Graveside one of my older cousins approached me. “Hey, Jim. Geez, you’ve gotten big. What are you, a junior in high school now?”
“I’ll be a junior in college in the fall,” I said.
“Oh. Good to see you,” he said, and that was that. They lowered the old man into the hole and we were done.
I drove back to South Carolina with my parents. In the dark of night somewhere on the Great Plains my father asked me to take the wheel. “Just keep going straight until you hit I-57, then head south,” he said. “I’m going to get some sleep, so no radio.”
Driving through the middle of the country in silence in the dead of night is hypnotic. The only sound is the shush of the wheels on the asphalt; the only sight the endless white line reflected in the headlights. For miles there’s not so much as a curve in the road to ease the monotony. Blackness, silence, death.

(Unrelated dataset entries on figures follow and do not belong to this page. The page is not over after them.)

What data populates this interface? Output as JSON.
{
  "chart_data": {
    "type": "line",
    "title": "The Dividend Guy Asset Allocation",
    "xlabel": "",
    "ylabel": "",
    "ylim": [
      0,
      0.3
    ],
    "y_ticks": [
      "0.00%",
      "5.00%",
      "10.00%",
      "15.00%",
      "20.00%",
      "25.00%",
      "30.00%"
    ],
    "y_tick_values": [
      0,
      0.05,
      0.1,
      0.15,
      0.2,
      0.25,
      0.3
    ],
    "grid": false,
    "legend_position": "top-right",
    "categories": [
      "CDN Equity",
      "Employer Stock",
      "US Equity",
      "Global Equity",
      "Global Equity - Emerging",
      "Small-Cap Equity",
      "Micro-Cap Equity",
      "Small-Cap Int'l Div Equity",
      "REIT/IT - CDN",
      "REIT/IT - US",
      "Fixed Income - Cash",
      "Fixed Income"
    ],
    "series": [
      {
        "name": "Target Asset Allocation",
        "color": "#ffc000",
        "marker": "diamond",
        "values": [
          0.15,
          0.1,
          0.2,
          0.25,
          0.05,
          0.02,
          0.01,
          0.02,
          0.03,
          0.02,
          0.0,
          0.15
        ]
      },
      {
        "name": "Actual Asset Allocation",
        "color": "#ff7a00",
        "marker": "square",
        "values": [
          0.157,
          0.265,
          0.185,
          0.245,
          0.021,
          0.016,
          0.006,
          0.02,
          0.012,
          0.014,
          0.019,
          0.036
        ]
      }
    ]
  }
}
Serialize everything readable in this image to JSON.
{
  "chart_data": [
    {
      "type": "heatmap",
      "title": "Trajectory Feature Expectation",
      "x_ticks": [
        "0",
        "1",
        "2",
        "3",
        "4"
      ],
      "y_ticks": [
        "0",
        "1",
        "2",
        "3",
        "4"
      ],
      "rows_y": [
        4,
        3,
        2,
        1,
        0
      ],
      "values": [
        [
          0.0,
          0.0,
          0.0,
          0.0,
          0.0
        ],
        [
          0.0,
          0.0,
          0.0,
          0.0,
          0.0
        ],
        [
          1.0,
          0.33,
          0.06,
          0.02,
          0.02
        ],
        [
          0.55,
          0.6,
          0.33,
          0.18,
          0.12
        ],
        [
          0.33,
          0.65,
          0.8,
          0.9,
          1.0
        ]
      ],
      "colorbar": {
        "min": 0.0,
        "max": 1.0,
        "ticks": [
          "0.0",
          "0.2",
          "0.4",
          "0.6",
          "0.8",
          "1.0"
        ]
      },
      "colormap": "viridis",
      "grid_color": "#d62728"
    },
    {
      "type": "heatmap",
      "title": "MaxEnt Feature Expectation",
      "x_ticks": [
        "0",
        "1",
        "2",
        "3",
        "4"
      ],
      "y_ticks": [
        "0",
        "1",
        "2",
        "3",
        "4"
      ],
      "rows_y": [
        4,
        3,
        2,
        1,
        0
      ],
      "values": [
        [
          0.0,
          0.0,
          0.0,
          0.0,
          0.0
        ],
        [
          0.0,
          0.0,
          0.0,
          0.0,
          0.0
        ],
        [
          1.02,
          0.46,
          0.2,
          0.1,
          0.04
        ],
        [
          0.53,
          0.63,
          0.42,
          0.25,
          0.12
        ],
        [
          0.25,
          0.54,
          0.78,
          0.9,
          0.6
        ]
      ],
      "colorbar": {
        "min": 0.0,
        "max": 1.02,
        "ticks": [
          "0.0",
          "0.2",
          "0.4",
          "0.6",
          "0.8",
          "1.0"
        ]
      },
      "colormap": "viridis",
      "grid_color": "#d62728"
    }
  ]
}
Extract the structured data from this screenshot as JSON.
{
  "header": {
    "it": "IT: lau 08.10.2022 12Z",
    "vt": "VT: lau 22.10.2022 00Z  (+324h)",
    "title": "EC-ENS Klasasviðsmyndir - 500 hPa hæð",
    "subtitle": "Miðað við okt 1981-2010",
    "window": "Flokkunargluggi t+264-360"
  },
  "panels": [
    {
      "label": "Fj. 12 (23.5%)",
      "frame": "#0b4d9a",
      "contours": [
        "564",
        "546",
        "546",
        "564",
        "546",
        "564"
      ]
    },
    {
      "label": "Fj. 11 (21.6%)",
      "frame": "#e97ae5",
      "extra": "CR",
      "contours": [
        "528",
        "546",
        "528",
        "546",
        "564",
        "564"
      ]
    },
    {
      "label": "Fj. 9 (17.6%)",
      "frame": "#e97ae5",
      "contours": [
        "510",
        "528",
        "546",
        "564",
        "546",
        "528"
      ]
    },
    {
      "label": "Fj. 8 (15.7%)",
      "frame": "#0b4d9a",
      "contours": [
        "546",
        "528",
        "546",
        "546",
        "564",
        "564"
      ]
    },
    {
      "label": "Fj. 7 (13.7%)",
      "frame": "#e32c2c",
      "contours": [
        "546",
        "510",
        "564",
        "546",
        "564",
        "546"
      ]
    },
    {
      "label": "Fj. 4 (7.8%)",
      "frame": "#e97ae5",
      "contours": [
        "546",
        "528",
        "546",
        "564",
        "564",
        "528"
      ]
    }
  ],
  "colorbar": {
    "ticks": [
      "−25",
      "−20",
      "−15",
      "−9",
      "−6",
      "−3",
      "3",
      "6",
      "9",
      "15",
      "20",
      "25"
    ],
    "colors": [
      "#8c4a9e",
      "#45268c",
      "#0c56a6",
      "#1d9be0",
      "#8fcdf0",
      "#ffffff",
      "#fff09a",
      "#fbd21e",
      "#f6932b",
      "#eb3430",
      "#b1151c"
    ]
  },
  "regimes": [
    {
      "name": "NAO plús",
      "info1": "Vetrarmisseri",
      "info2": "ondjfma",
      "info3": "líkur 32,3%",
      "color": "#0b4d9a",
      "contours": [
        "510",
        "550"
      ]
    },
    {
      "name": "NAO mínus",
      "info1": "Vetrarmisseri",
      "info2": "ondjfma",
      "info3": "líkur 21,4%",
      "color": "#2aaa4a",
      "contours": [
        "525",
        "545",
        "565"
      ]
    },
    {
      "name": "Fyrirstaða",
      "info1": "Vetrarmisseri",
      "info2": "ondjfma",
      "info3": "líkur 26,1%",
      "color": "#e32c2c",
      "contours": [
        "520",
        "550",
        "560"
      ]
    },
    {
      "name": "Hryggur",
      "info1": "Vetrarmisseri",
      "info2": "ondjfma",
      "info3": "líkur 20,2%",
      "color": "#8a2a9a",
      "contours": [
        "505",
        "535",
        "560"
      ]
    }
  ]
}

I drove for hours that way, like an unwatched tonearm circling a record label — kathup, kathup, kathup around the never ending ribbon of blackness. And then I looked to my right and the horizon glowed a deep blue. The space between the horizon and me was dotted with flames blossoming like birds of paradise in a fallow garden.
I pulled to the shoulder, engine idling, hands on the wheel. My father startled awake. “What? What’s wrong?”
“I’ve seen this,” I said.
“What?”
I pointed. “Fire. The sky. I’ve seen this.”
“What are you talking about?”
“I had a dream about Grandpa. He said ‘you just have to go where the energies are’ and then he died and then I saw that.”
“That’s just methane burning off,” he said. “It’s just a landfill or an oil field. You’re okay, son. It was just a dream. It didn’t mean anything.”
We switched seats and my father turned the car around. I’d missed our turn sixty miles ago.